Humans are derivative too — we just do it slowly and across a lifetime. AI compresses that process into a machine, at a scale and speed we’ve never seen. That scale raises serious ethical questions, yes. But “derivative” alone is not the knockout blow people think it is, because art has always been built on what came before. Heck! Science too – everything, in fact.

So what defines art?

At the core, art is shaped by intention and interpretation. Philosophers like Arthur Danto and George Dickie argue that art is not defined by the medium or the labor involved but by the creator’s intent and how society interprets the work.

Some cars are art. Others are not. Some drawings are art. Others are not. Some sounds are music. Others are noise.

This boundary has always been wide and flexible. So the idea that AI cannot fit inside it simply because the tool reduces effort does not hold up.

Is AI art always low-effort?

This is the second common objection: “It’s just prompting. You type something and the model does the rest.”

Sometimes that is true. If you type “an alien world,” you’re outsourcing the entire vision to the model, and the result is usually generic mush. But that is not the only way to use AI.

AI is a tool, just like Photoshop, Figma, Blender, a camera or a paintbrush. Some creators accept the first result. Others work intentionally, refining prompts, adjusting lighting cues, modifying compositions, rejecting dozens of outputs and blending images manually until the final piece matches their mental picture.
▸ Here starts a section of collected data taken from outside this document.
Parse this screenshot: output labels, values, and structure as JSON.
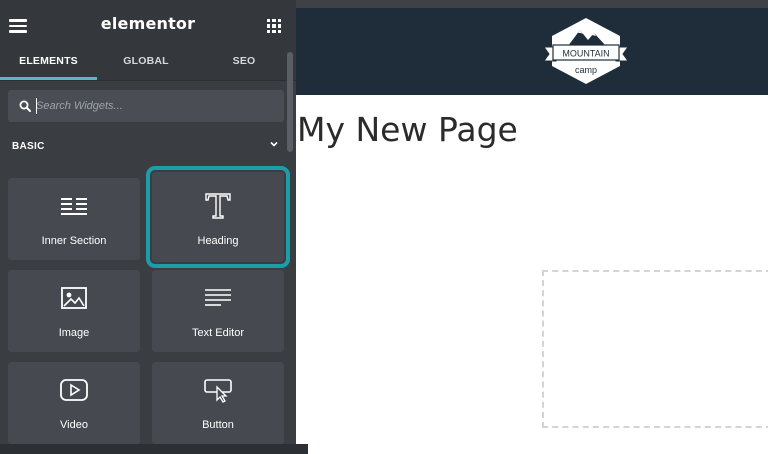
{
  "panel": {
    "brand": "elementor",
    "tabs": [
      {
        "label": "ELEMENTS",
        "active": true
      },
      {
        "label": "GLOBAL",
        "active": false
      },
      {
        "label": "SEO",
        "active": false
      }
    ],
    "search": {
      "placeholder": "Search Widgets...",
      "value": ""
    },
    "section": {
      "title": "BASIC",
      "icon": "chevron-down-icon"
    },
    "widgets": [
      {
        "label": "Inner Section",
        "icon": "inner-section-icon"
      },
      {
        "label": "Heading",
        "icon": "heading-icon",
        "selected": true
      },
      {
        "label": "Image",
        "icon": "image-icon"
      },
      {
        "label": "Text Editor",
        "icon": "text-editor-icon"
      },
      {
        "label": "Video",
        "icon": "video-icon"
      },
      {
        "label": "Button",
        "icon": "button-icon"
      }
    ]
  },
  "preview": {
    "logo": {
      "line1": "MOUNTAIN",
      "line2": "camp"
    },
    "page_title": "My New Page"
  },
  "colors": {
    "panel_bg": "#3a3d42",
    "widget_bg": "#464a50",
    "accent_tab": "#5bb6c7",
    "selection_outline": "#1a9fa8",
    "site_header": "#1f2d3a"
  }
}
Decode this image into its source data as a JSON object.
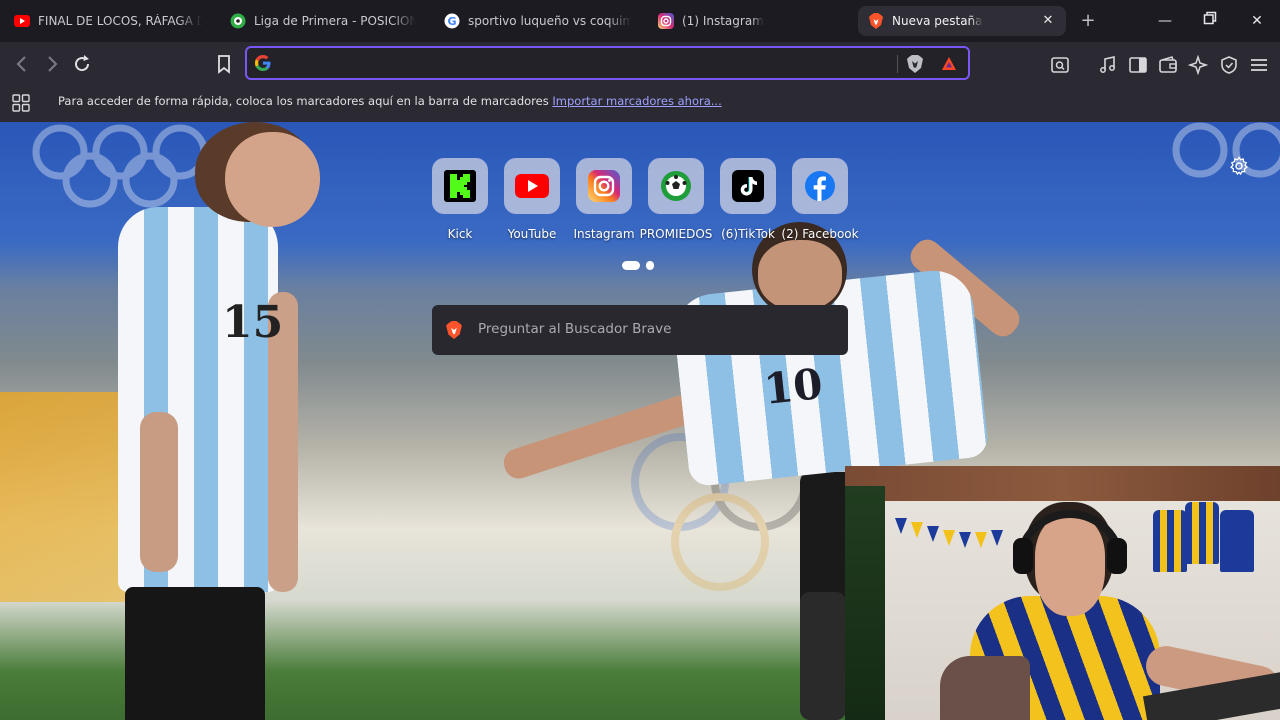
{
  "tabs": [
    {
      "title": "FINAL DE LOCOS, RÁFAGA DE G",
      "favicon": "youtube-icon",
      "active": false
    },
    {
      "title": "Liga de Primera - POSICIONES",
      "favicon": "soccer-ball-icon",
      "active": false
    },
    {
      "title": "sportivo luqueño vs coquimbo",
      "favicon": "google-icon",
      "active": false
    },
    {
      "title": "(1) Instagram",
      "favicon": "instagram-icon",
      "active": false
    },
    {
      "title": "Nueva pestaña",
      "favicon": "brave-icon",
      "active": true
    }
  ],
  "address_bar": {
    "value": "",
    "placeholder": ""
  },
  "bookmarks_bar": {
    "message": "Para acceder de forma rápida, coloca los marcadores aquí en la barra de marcadores",
    "import_link": "Importar marcadores ahora..."
  },
  "top_sites": [
    {
      "label": "Kick",
      "icon": "kick-icon",
      "color": "#53fc18"
    },
    {
      "label": "YouTube",
      "icon": "youtube-icon",
      "color": "#ff0000"
    },
    {
      "label": "Instagram",
      "icon": "instagram-icon",
      "color": "#d62976"
    },
    {
      "label": "PROMIEDOS",
      "icon": "soccer-ball-icon",
      "color": "#1f9d3a"
    },
    {
      "label": "(6)TikTok",
      "icon": "tiktok-icon",
      "color": "#000000"
    },
    {
      "label": "(2) Facebook",
      "icon": "facebook-icon",
      "color": "#1877f2"
    }
  ],
  "top_sites_pages": {
    "count": 2,
    "current": 1
  },
  "search": {
    "placeholder": "Preguntar al Buscador Brave"
  },
  "colors": {
    "accent": "#7a56f5",
    "toolbar": "#2b2a33",
    "tabstrip": "#1c1b22"
  }
}
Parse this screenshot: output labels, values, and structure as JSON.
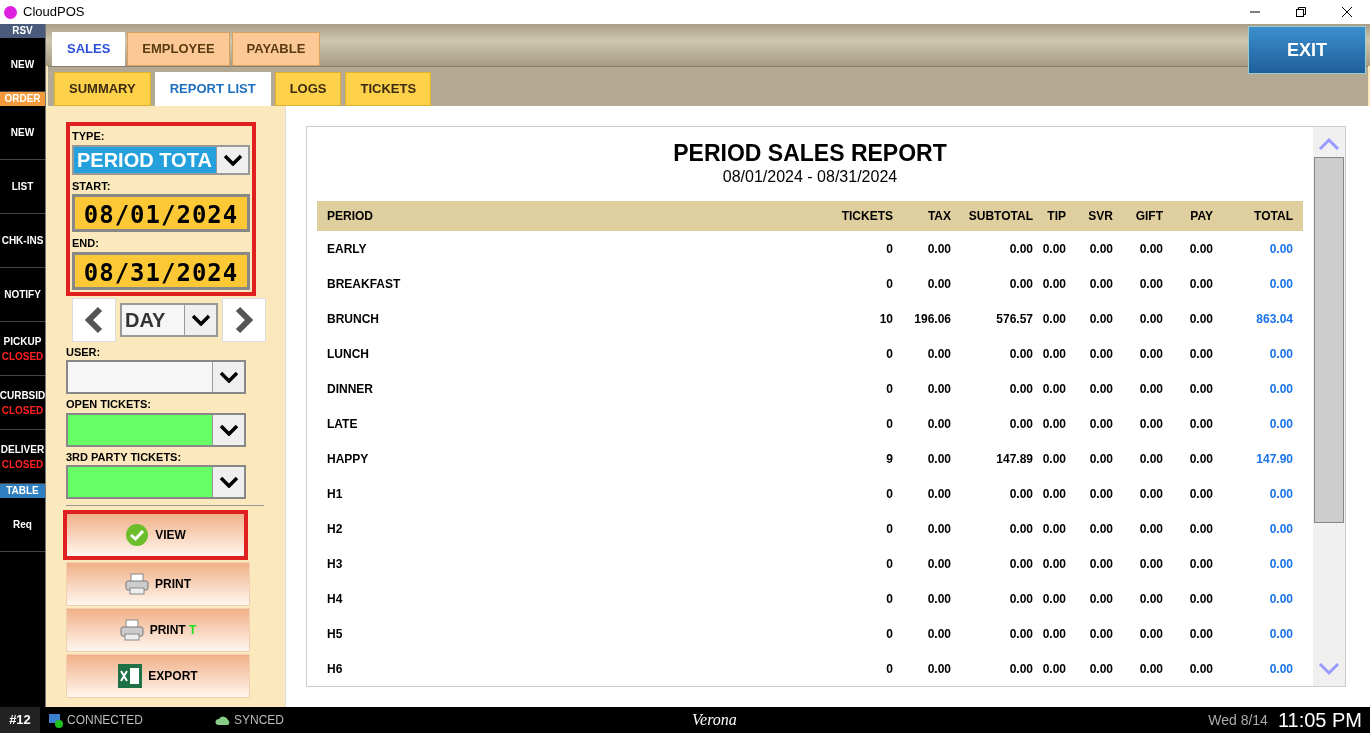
{
  "window": {
    "title": "CloudPOS"
  },
  "sidebar": [
    {
      "kind": "header",
      "label": "RSV",
      "color": "#4a5a7a"
    },
    {
      "kind": "button",
      "label": "NEW"
    },
    {
      "kind": "header",
      "label": "ORDER",
      "color": "#f39a3a"
    },
    {
      "kind": "button",
      "label": "NEW"
    },
    {
      "kind": "button",
      "label": "LIST"
    },
    {
      "kind": "button",
      "label": "CHK-INS"
    },
    {
      "kind": "button",
      "label": "NOTIFY"
    },
    {
      "kind": "button",
      "label": "PICKUP",
      "status": "CLOSED"
    },
    {
      "kind": "button",
      "label": "CURBSID",
      "status": "CLOSED"
    },
    {
      "kind": "button",
      "label": "DELIVER",
      "status": "CLOSED"
    },
    {
      "kind": "header",
      "label": "TABLE",
      "color": "#2f7fc0"
    },
    {
      "kind": "button",
      "label": "Req"
    }
  ],
  "tabs": [
    {
      "label": "SALES",
      "selected": true
    },
    {
      "label": "EMPLOYEE",
      "selected": false
    },
    {
      "label": "PAYABLE",
      "selected": false
    }
  ],
  "exit_button": "EXIT",
  "subtabs": [
    {
      "label": "SUMMARY",
      "selected": false
    },
    {
      "label": "REPORT LIST",
      "selected": true
    },
    {
      "label": "LOGS",
      "selected": false
    },
    {
      "label": "TICKETS",
      "selected": false
    }
  ],
  "filters": {
    "type_label": "TYPE:",
    "type_value": "PERIOD TOTA",
    "start_label": "START:",
    "start_value": "08/01/2024",
    "end_label": "END:",
    "end_value": "08/31/2024",
    "step_value": "DAY",
    "dropdowns": [
      {
        "label": "USER:",
        "active": false
      },
      {
        "label": "OPEN TICKETS:",
        "active": true
      },
      {
        "label": "3RD PARTY TICKETS:",
        "active": true
      }
    ]
  },
  "actions": [
    {
      "kind": "view",
      "label": "VIEW",
      "highlighted": true
    },
    {
      "kind": "print",
      "label": "PRINT",
      "highlighted": false
    },
    {
      "kind": "print",
      "label": "PRINT **T**",
      "highlighted": false
    },
    {
      "kind": "export",
      "label": "EXPORT",
      "highlighted": false
    }
  ],
  "report": {
    "title": "PERIOD SALES REPORT",
    "range": "08/01/2024 - 08/31/2024",
    "columns": [
      "PERIOD",
      "TICKETS",
      "TAX",
      "SUBTOTAL",
      "TIP",
      "SVR",
      "GIFT",
      "PAY",
      "TOTAL"
    ],
    "rows": [
      [
        "EARLY",
        "0",
        "0.00",
        "0.00",
        "0.00",
        "0.00",
        "0.00",
        "0.00",
        "0.00"
      ],
      [
        "BREAKFAST",
        "0",
        "0.00",
        "0.00",
        "0.00",
        "0.00",
        "0.00",
        "0.00",
        "0.00"
      ],
      [
        "BRUNCH",
        "10",
        "196.06",
        "576.57",
        "0.00",
        "0.00",
        "0.00",
        "0.00",
        "863.04"
      ],
      [
        "LUNCH",
        "0",
        "0.00",
        "0.00",
        "0.00",
        "0.00",
        "0.00",
        "0.00",
        "0.00"
      ],
      [
        "DINNER",
        "0",
        "0.00",
        "0.00",
        "0.00",
        "0.00",
        "0.00",
        "0.00",
        "0.00"
      ],
      [
        "LATE",
        "0",
        "0.00",
        "0.00",
        "0.00",
        "0.00",
        "0.00",
        "0.00",
        "0.00"
      ],
      [
        "HAPPY",
        "9",
        "0.00",
        "147.89",
        "0.00",
        "0.00",
        "0.00",
        "0.00",
        "147.90"
      ],
      [
        "H1",
        "0",
        "0.00",
        "0.00",
        "0.00",
        "0.00",
        "0.00",
        "0.00",
        "0.00"
      ],
      [
        "H2",
        "0",
        "0.00",
        "0.00",
        "0.00",
        "0.00",
        "0.00",
        "0.00",
        "0.00"
      ],
      [
        "H3",
        "0",
        "0.00",
        "0.00",
        "0.00",
        "0.00",
        "0.00",
        "0.00",
        "0.00"
      ],
      [
        "H4",
        "0",
        "0.00",
        "0.00",
        "0.00",
        "0.00",
        "0.00",
        "0.00",
        "0.00"
      ],
      [
        "H5",
        "0",
        "0.00",
        "0.00",
        "0.00",
        "0.00",
        "0.00",
        "0.00",
        "0.00"
      ],
      [
        "H6",
        "0",
        "0.00",
        "0.00",
        "0.00",
        "0.00",
        "0.00",
        "0.00",
        "0.00"
      ]
    ]
  },
  "status_bar": {
    "station": "#12",
    "connection": "CONNECTED",
    "sync": "SYNCED",
    "location": "Verona",
    "date": "Wed 8/14",
    "time": "11:05 PM"
  }
}
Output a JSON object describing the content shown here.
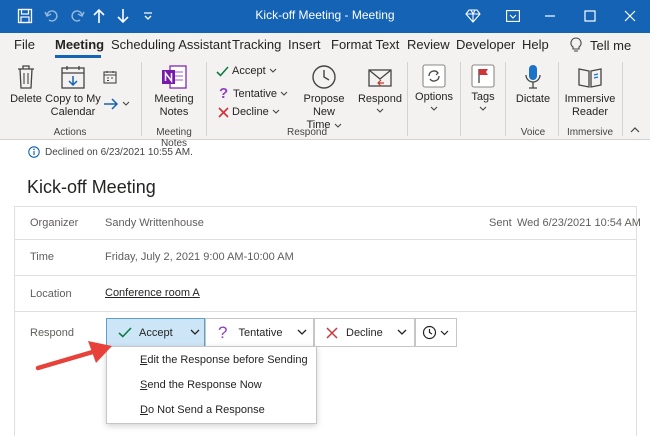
{
  "window": {
    "title": "Kick-off Meeting  -  Meeting",
    "icons": [
      "save-icon",
      "undo-icon",
      "redo-icon",
      "up-arrow-icon",
      "down-arrow-icon",
      "customize-icon",
      "diamond-icon",
      "ribbon-display-icon"
    ],
    "controls": [
      "minimize",
      "maximize",
      "close"
    ]
  },
  "menu": {
    "tabs": [
      "File",
      "Meeting",
      "Scheduling Assistant",
      "Tracking",
      "Insert",
      "Format Text",
      "Review",
      "Developer",
      "Help"
    ],
    "active": "Meeting",
    "tell_me": "Tell me"
  },
  "ribbon": {
    "actions": {
      "delete": "Delete",
      "copy_line1": "Copy to My",
      "copy_line2": "Calendar",
      "label": "Actions"
    },
    "notes": {
      "line1": "Meeting",
      "line2": "Notes",
      "label": "Meeting Notes"
    },
    "respond": {
      "accept": "Accept",
      "tentative": "Tentative",
      "decline": "Decline",
      "propose_line1": "Propose New",
      "propose_line2": "Time",
      "respond": "Respond",
      "label": "Respond"
    },
    "options": "Options",
    "tags": "Tags",
    "voice": {
      "dictate": "Dictate",
      "label": "Voice"
    },
    "immersive": {
      "line1": "Immersive",
      "line2": "Reader",
      "label": "Immersive"
    }
  },
  "message": {
    "info": "Declined on 6/23/2021 10:55 AM.",
    "subject": "Kick-off Meeting",
    "organizer_label": "Organizer",
    "organizer": "Sandy Writtenhouse",
    "sent_label": "Sent",
    "sent": "Wed 6/23/2021 10:54 AM",
    "time_label": "Time",
    "time": "Friday, July 2, 2021 9:00 AM-10:00 AM",
    "location_label": "Location",
    "location": "Conference room A",
    "respond_label": "Respond"
  },
  "respond_buttons": {
    "accept": "Accept",
    "tentative": "Tentative",
    "decline": "Decline"
  },
  "dropdown": {
    "edit_first": "E",
    "edit_rest": "dit the Response before Sending",
    "send_first": "S",
    "send_rest": "end the Response Now",
    "donot_first": "D",
    "donot_rest": "o Not Send a Response"
  },
  "colors": {
    "title_bar": "#1563b5",
    "ribbon": "#f3f2f1",
    "accept_check": "#107c41",
    "decline_x": "#d13438",
    "tentative": "#8f3fc9",
    "onenote": "#7719aa",
    "arrow": "#e8413a"
  }
}
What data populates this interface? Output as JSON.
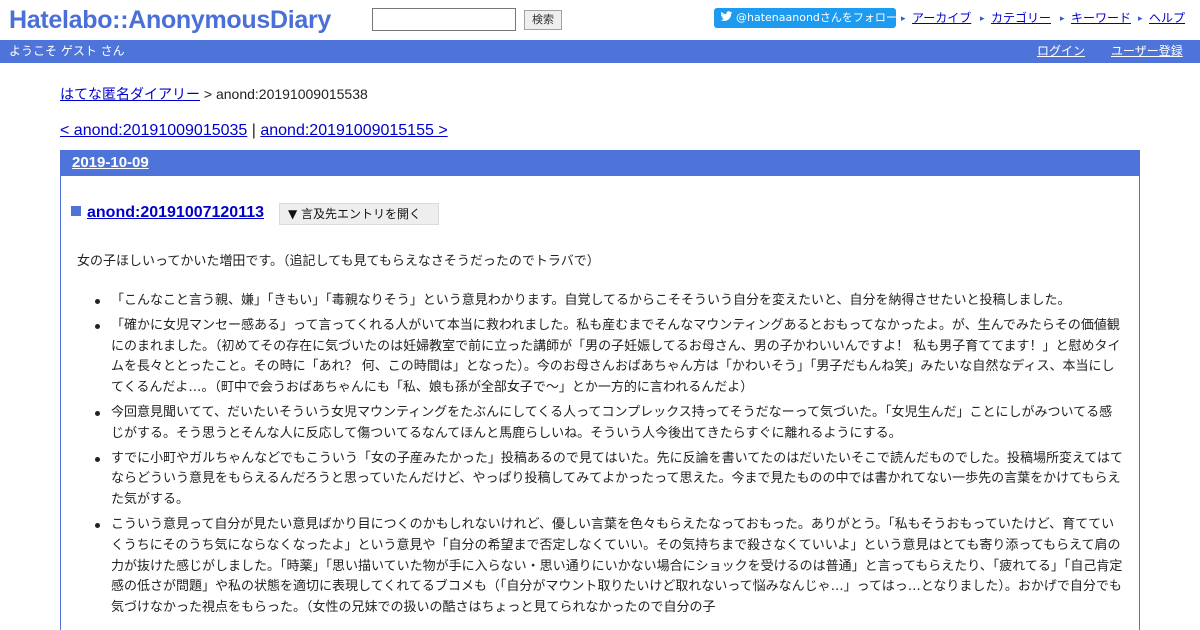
{
  "header": {
    "logo": "Hatelabo::AnonymousDiary",
    "search_button": "検索",
    "search_value": "",
    "follow": "@hatenaanondさんをフォロー",
    "links": [
      "アーカイブ",
      "カテゴリー",
      "キーワード",
      "ヘルプ"
    ]
  },
  "userbar": {
    "welcome": "ようこそ ゲスト さん",
    "login": "ログイン",
    "register": "ユーザー登録"
  },
  "breadcrumb": {
    "home": "はてな匿名ダイアリー",
    "separator": " > ",
    "current": "anond:20191009015538"
  },
  "pager": {
    "prev": "< anond:20191009015035",
    "separator": " | ",
    "next": "anond:20191009015155 >"
  },
  "day": {
    "date": "2019-10-09"
  },
  "entry": {
    "title": "anond:20191007120113",
    "mention_button": "▼ 言及先エントリを開く",
    "intro": "女の子ほしいってかいた増田です。（追記しても見てもらえなさそうだったのでトラバで）",
    "comments": [
      "「こんなこと言う親、嫌」「きもい」「毒親なりそう」という意見わかります。自覚してるからこそそういう自分を変えたいと、自分を納得させたいと投稿しました。",
      "「確かに女児マンセー感ある」って言ってくれる人がいて本当に救われました。私も産むまでそんなマウンティングあるとおもってなかったよ。が、生んでみたらその価値観にのまれました。（初めてその存在に気づいたのは妊婦教室で前に立った講師が「男の子妊娠してるお母さん、男の子かわいいんですよ！ 私も男子育ててます！」と慰めタイムを長々ととったこと。その時に「あれ？ 何、この時間は」となった）。今のお母さんおばあちゃん方は「かわいそう」「男子だもんね笑」みたいな自然なディス、本当にしてくるんだよ…。（町中で会うおばあちゃんにも「私、娘も孫が全部女子で〜」とか一方的に言われるんだよ）",
      "今回意見聞いてて、だいたいそういう女児マウンティングをたぶんにしてくる人ってコンプレックス持ってそうだなーって気づいた。「女児生んだ」ことにしがみついてる感じがする。そう思うとそんな人に反応して傷ついてるなんてほんと馬鹿らしいね。そういう人今後出てきたらすぐに離れるようにする。",
      "すでに小町やガルちゃんなどでもこういう「女の子産みたかった」投稿あるので見てはいた。先に反論を書いてたのはだいたいそこで読んだものでした。投稿場所変えてはてならどういう意見をもらえるんだろうと思っていたんだけど、やっぱり投稿してみてよかったって思えた。今まで見たものの中では書かれてない一歩先の言葉をかけてもらえた気がする。",
      "こういう意見って自分が見たい意見ばかり目につくのかもしれないけれど、優しい言葉を色々もらえたなっておもった。ありがとう。「私もそうおもっていたけど、育てていくうちにそのうち気にならなくなったよ」という意見や「自分の希望まで否定しなくていい。その気持ちまで殺さなくていいよ」という意見はとても寄り添ってもらえて肩の力が抜けた感じがしました。「時薬」「思い描いていた物が手に入らない・思い通りにいかない場合にショックを受けるのは普通」と言ってもらえたり、「疲れてる」「自己肯定感の低さが問題」や私の状態を適切に表現してくれてるブコメも（「自分がマウント取りたいけど取れないって悩みなんじゃ…」ってはっ…となりました）。おかげで自分でも気づけなかった視点をもらった。（女性の兄妹での扱いの酷さはちょっと見てられなかったので自分の子"
    ]
  },
  "colors": {
    "brand_blue": "#4e74d9",
    "link": "#0000cc",
    "twitter": "#1d9bf0"
  }
}
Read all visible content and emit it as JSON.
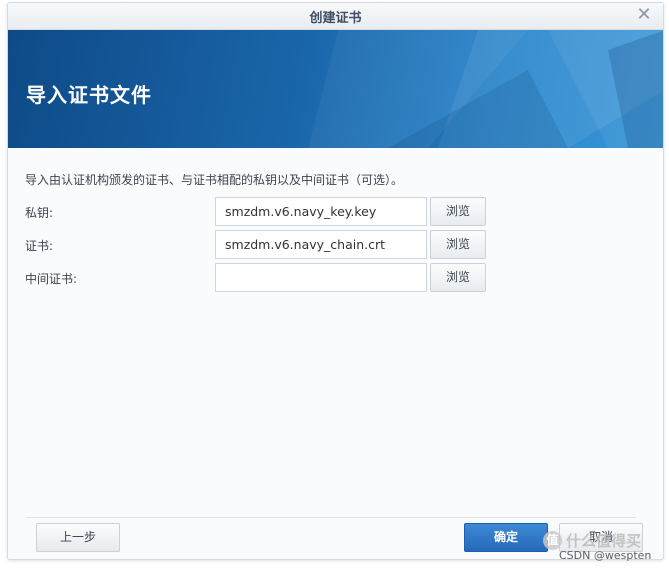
{
  "dialog": {
    "title": "创建证书",
    "close_glyph": "✕",
    "heading": "导入证书文件",
    "description": "导入由认证机构颁发的证书、与证书相配的私钥以及中间证书（可选）。",
    "fields": [
      {
        "label": "私钥:",
        "value": "smzdm.v6.navy_key.key",
        "browse_label": "浏览"
      },
      {
        "label": "证书:",
        "value": "smzdm.v6.navy_chain.crt",
        "browse_label": "浏览"
      },
      {
        "label": "中间证书:",
        "value": "",
        "browse_label": "浏览"
      }
    ],
    "buttons": {
      "prev": "上一步",
      "ok": "确定",
      "cancel": "取消"
    }
  },
  "watermark": {
    "logo_glyph": "值",
    "site_text": "什么值得买",
    "csdn_text": "CSDN @wespten"
  },
  "colors": {
    "banner": "#1a66ab",
    "primary_button": "#2d74c4",
    "title_text": "#3f4e63"
  }
}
Someone with a clear mental image will not accept whatever the model churns out the first time. They will refine relentlessly. If the model cannot deliver what they want, they will reject it completely.

Their imagination – not the model – is the driving force. For intentional creators, AI is simply a translation layer between the mind and the canvas.

A quick return to the anecdote

What struck me about the Twitter exchange was not the disagreement but the speed at which people switched opinions. They loved the artwork until they discovered it was AI generated. The colors did not change. The composition did not change. The cultural symbols did not change.

The only thing that changed was the tool.

That sudden reversal reveals more about our discomfort with new creative methods than anything about the image’s artistic value.

Final thoughts

Just as not all drawings are art, not all AI images are art. Many are not. But some creators will use AI with intention, sensitivity and taste. They will direct it the same way an artist directs a camera or a brush. And viewers can often tell the difference.

So here is the real test:

If you did not know an image was made with AI, would you have considered it art?

And if discovering it was AI suddenly changes your answer, then the tool may not be the problem. Your definition of art might simply need to evolve.